Post-translational membrane protein targeting by the chloroplast signal recognition particle

Abstract

Post-translational transport of membrane proteins poses enormous challenges to the cells. The transport factors must accurately select and deliver the cargos to the appropriate target membranes. In addition, they have to provide chaperone for their hydrophobic cargos. To understand capacity and limitation of a post-translational transport factor, we studied one of the most efficient membrane protein transport pathways, the delivery of light-harvesting chlorophyll-binding (LHC) proteins to the thylakoid membrane. This targeting reaction is mediated by the chloroplast Signal Recognition Particle (cpSRP) and its receptor.
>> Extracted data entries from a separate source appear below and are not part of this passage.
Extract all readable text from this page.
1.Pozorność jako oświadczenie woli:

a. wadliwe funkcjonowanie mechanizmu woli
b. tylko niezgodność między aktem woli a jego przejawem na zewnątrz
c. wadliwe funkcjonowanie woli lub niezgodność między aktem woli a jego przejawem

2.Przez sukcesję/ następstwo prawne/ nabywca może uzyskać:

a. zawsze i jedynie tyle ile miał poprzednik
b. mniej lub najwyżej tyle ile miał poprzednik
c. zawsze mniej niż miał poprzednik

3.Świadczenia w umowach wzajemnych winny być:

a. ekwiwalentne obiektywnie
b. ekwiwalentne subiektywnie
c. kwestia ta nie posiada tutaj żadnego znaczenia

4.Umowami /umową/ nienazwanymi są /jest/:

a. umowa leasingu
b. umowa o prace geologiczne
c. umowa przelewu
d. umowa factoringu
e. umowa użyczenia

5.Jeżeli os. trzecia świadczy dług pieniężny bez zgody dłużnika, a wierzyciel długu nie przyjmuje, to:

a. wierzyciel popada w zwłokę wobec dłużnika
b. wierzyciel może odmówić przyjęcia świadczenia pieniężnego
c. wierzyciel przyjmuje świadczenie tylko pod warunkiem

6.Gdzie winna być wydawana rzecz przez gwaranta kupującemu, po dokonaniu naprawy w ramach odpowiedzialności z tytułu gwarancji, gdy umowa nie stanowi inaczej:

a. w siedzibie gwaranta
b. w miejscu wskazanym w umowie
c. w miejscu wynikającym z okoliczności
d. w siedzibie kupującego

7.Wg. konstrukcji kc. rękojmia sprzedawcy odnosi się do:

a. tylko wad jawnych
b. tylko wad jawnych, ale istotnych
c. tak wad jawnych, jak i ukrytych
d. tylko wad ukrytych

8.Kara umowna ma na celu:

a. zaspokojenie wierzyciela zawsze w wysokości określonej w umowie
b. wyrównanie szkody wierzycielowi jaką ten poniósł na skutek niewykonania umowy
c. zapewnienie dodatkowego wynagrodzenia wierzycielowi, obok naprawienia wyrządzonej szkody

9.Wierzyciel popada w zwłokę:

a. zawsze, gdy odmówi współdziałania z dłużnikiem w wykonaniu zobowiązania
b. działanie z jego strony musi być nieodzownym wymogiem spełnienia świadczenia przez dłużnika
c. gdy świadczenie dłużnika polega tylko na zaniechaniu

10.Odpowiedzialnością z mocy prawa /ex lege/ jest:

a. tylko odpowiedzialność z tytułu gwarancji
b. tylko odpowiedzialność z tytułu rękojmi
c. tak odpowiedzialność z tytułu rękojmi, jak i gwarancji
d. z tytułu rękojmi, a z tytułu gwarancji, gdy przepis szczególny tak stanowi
Although the core SRP GTPases are close homologues of those in cytosolic SRP pathways, the unique features of cpSRP that might reflect its adaptation to the challenges in post-translational targeting include (i) the lack of the otherwise universally conserved SRP RNA, and (ii) the exclusive presence of a novel protein, cpSRP43. In the first part of this thesis, we define the thermodynamic and kinetic framework for the GTPase cycles of cpSRP and its receptor and uncover the molecular bases that enable their intrinsically fast interactions, such that they can bypass an SRP RNA, an essential accelerator for the cytosolic SRP–receptor interaction. The second part of the thesis is devoted to characterization of the chaperone function of cpSRP43. We show that cpSRP43 specifically and effectively prevents and reverses the aggregation of its cargo, LHC proteins. We further investigate the molecular mechanism of this novel disaggregase activity, using a combination of biochemical and structural approaches. In summary, this dissertation aims to understand how cpSRP and its receptor adapt to their unique requirements in efficiently transporting a family of highly abundant membrane proteins.